The positive things we are to do are good things. We are to love others and show it in our words and actions. We are to do what is right - in other words act in ways that the Bible calls righteous. We are to be kind and generous, we are to do good. In Galatians 5:22, the apostle Paul says that we are to have the ‘fruit of the Spirit’ in our lives, which are: ‘Love, joy, peace, patience, kindness, goodness, faithfulness, gentleness and self-control.’ He also gives a picture of the kinds of things we are to fill our lives with in Philippians 4:8: ‘Finally, brothers and sisters, whatever is true, whatever is noble, whatever is right, whatever is pure, whatever is lovely, whatever is admirable—if anything is excellent or praiseworthy—think about such things.’
If only it was as simple as just getting on with doing that. But the fact is that we often find it a struggle to do those positive good, loving things we want to do. All the struggles we have looked at are related to each other. We find it hard to live righteous lives because we find it all too easy to sin (to live unrighteous lives). Finding it hard to do good is the flip side of struggling with sin.
That means that both struggles are intimately connected. They’re like a see-saw that goes up and down. When doing good increases, sin decreases; when sin increases, doing good decreases. It also means that one of the important ways to combat sin is to do good.
Fortunately, Christianity isn’t about following a set of rigid rules that constitute ‘doing good’ or that equal ‘love’. So I can’t stand here and tell you what to do different tomorrow, or next week, or from now on. Because each one of us is different. Christianity is about relationships - with God and with other people. Christianity is about great principles that stand immoveable.

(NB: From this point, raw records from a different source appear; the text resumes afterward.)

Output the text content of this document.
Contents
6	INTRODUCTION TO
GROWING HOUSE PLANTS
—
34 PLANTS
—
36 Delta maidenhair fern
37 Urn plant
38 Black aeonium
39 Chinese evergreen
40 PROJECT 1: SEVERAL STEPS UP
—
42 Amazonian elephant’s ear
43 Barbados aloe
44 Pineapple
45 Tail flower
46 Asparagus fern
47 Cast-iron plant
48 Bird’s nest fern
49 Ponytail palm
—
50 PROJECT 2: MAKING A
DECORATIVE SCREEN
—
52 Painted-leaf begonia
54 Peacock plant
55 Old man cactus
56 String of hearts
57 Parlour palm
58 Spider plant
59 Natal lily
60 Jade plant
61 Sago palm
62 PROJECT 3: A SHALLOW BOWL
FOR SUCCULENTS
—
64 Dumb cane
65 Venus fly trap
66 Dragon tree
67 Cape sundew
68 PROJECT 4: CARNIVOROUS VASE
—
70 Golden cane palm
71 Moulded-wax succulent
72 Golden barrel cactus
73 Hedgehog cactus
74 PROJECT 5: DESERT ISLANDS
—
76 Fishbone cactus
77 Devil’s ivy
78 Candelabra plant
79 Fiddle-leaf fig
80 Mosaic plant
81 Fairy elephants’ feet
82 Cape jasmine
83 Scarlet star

But how you put the principles into practice can be done in hundreds of different ways.
The thing to grasp, the thing to actually act on is to consciously try to love more and do good more often. If you are a Christian, you have the Holy Spirit living inside you. He will tell you what putting it into practice means for you. Listen to that still small voice that is prompting you to speak to that person you ignore every day on the way to work, or send a cheque to that charity, or write that letter, or visit that friend you haven’t seen in ages, or pray more, or whatever it is.
The main thing is to live as righteous children of God. Not in a legalistic way because we are not under law but under grace. Not for fear of hell, because there is no condemnation for those who are in Christ Jesus. Not even just because it’s the right thing to do, though God delights in our obedience. But if we centre our lives on love - love for God and love for our brothers and sisters and our neighbours, then may, just maybe, we will live as God’s children should and show the devil and the world who our Father really is and live lives that are offerings of thanks to him for all he’s done for us.
A few more thoughts on 1 John 3 - Through faith in Jesus Christ, ‘the Son of God’, we receive ‘eternal life’ (1 John 2:22-25; John 20:31). Our enjoyment of eternal life has already begun - ‘we are God’s children now’. Our full enjoyment of eternal life is still to come: ‘It does not yet appear what we shall be...’. We have begun to experience Christ’s victory: ‘The reason the Son of God appeared was to destroy the works of the devil’. We look forward to our full enjoyment of His victory: ‘When He appears, we shall be like Him...’ (2,8). Some will try to ‘deceive’ us. We must keep our eyes on Christ - ‘He laid down His life for us’. We have received His ‘love’. We must show His love - ‘Let us not love in word or speech but in deed and in truth’ (7,16,18). Do you believe in Christ? Live the life. Be a believer - in deed’!